To continue that analogy, let’s say that those same 40% are buyers who used to buy your bread and resell it at a premium at the beach. They never actually had the money to pay for the bread, so they paid with credit cards, carried balances every month and used their profits to buy more bread from you. Business was so good that you raised prices every month in ‘phases’, and so did these resellers. By the end of 2005, bread stands could be seen on every street corner and prices were up a staggering 25% YOY. Some people were even buying bread and selling it on Craigslist for a profit!
Unfortunately, only 5% of the public could actually afford a loaf of bread by the summer of 2006, and many people began to go hungry. 50,000 people fled the city to go to states where bread costs were 75% cheaper. Massive numbers of loaves were placed for sale, only to sit and grow mold as the summer humidity kicked in. Some sellers discounted their loaves and sold, but most were too arrogant and greedy to even consider lowering their prices. Loaves rotted and beachfront stands were forced out of business. Bakeries provided the media with free loaves in exchange for positive stories about a ‘leveling’ in prices and a quick return to rising prices, to no avail.

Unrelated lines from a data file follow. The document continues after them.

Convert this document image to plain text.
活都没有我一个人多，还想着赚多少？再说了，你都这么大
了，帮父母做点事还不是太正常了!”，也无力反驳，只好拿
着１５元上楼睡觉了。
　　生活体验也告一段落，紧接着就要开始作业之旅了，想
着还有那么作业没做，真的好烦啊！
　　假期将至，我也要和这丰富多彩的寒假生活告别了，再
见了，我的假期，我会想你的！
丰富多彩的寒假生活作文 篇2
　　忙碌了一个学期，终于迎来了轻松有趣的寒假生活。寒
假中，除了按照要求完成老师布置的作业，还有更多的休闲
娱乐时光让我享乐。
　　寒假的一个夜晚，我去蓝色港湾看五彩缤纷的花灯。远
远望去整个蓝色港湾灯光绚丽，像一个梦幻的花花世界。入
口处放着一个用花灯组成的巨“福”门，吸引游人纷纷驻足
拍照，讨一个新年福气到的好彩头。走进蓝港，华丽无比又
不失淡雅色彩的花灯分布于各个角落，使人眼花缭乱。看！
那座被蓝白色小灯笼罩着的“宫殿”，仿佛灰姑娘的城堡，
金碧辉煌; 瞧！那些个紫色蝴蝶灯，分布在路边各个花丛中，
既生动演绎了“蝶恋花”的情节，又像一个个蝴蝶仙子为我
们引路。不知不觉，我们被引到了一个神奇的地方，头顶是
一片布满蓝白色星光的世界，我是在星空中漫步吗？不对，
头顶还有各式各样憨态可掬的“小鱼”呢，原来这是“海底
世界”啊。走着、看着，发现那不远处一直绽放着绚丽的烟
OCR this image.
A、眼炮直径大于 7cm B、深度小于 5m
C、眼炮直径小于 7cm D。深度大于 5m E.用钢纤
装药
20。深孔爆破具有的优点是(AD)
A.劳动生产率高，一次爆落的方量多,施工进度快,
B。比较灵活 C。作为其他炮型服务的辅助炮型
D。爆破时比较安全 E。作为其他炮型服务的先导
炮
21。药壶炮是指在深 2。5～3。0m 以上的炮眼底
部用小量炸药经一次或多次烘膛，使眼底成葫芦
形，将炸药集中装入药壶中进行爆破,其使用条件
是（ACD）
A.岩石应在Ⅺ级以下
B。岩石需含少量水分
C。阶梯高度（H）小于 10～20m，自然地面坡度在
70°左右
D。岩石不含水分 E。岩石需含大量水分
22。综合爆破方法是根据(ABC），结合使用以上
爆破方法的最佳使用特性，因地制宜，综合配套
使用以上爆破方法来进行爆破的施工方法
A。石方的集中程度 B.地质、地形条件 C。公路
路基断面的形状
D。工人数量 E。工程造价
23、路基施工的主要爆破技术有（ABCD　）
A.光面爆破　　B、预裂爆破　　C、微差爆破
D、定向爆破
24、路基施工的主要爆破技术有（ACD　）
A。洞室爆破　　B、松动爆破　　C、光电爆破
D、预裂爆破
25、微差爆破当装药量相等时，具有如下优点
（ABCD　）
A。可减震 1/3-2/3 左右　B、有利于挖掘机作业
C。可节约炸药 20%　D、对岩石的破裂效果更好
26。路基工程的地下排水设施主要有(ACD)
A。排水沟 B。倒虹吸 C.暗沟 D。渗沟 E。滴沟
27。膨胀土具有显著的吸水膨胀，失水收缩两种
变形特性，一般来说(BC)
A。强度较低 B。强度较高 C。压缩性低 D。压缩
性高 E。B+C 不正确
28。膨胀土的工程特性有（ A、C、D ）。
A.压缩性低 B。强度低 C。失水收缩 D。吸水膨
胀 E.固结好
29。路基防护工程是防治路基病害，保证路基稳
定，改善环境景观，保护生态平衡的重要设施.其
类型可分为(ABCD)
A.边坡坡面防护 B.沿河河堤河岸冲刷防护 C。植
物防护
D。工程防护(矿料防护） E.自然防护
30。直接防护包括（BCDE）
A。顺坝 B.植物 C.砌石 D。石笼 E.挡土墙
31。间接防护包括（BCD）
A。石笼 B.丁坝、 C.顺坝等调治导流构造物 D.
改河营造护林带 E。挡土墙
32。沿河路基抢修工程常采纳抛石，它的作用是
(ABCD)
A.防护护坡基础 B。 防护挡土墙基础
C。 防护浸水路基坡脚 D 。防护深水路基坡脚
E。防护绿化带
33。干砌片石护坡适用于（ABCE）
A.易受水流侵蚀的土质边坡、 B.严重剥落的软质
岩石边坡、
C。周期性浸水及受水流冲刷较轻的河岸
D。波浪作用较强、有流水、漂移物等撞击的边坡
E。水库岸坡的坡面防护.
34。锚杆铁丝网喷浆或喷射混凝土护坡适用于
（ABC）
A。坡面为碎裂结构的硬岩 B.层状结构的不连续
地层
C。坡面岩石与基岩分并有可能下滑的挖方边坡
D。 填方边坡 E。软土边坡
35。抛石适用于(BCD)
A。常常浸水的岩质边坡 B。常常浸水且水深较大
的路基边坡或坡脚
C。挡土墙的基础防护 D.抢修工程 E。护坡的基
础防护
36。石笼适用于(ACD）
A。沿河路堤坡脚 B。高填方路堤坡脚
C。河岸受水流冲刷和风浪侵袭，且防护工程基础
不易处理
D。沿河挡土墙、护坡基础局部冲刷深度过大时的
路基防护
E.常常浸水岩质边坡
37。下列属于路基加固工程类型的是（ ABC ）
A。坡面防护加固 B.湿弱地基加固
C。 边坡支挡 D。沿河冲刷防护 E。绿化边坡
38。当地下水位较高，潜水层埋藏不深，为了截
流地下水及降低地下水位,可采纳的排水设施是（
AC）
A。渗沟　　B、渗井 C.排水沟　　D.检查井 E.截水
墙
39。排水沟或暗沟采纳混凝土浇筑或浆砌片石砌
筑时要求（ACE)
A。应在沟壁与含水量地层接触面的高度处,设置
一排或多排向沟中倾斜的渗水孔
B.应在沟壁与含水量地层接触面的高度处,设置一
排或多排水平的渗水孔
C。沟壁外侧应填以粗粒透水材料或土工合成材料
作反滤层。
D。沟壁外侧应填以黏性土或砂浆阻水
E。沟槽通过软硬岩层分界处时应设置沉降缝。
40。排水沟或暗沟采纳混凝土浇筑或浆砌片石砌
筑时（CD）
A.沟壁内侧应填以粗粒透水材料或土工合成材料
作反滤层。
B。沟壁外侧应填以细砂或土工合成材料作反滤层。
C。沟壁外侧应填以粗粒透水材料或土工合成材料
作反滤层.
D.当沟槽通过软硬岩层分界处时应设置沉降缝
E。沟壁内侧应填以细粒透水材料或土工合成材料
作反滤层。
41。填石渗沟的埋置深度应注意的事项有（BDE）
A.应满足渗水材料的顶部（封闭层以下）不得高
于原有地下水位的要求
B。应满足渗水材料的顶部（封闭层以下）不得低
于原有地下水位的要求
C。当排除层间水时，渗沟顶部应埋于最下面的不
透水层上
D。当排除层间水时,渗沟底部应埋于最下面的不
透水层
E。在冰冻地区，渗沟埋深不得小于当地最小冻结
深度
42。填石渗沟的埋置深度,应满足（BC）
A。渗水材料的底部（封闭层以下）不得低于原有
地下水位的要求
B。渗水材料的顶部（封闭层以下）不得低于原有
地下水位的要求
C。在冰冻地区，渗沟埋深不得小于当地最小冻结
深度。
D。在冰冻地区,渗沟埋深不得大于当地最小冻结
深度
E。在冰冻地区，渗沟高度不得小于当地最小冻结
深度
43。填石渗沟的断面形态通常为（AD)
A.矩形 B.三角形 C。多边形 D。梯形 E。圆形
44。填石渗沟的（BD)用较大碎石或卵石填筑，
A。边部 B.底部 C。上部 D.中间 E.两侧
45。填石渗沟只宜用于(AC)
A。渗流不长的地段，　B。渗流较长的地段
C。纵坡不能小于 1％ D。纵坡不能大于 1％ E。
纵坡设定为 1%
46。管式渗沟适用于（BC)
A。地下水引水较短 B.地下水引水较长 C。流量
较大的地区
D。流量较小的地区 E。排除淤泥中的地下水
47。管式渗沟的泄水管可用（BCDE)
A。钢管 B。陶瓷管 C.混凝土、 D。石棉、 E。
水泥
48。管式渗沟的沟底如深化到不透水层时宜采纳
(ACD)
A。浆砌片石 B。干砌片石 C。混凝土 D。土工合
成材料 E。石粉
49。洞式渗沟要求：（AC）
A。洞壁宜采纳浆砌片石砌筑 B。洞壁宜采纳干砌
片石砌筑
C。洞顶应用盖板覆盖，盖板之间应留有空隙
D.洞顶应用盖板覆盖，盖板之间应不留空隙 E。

By the end of 2007 bread prices were down 30%, millions of jobs were lost and many lives ruined at the hands of one of the greatest ponzi schemes ever witnessed. As he signed the foreclosure papers, the bakery owner cried, wondering why he was never able to get back those loyal 40% of his customers. Suddenly, he realized the answer. Those were never cusotmers to begin with – just bread flippers! Even those nice families never bought to eat the bread, but just to hold on to it and sell it for a profit!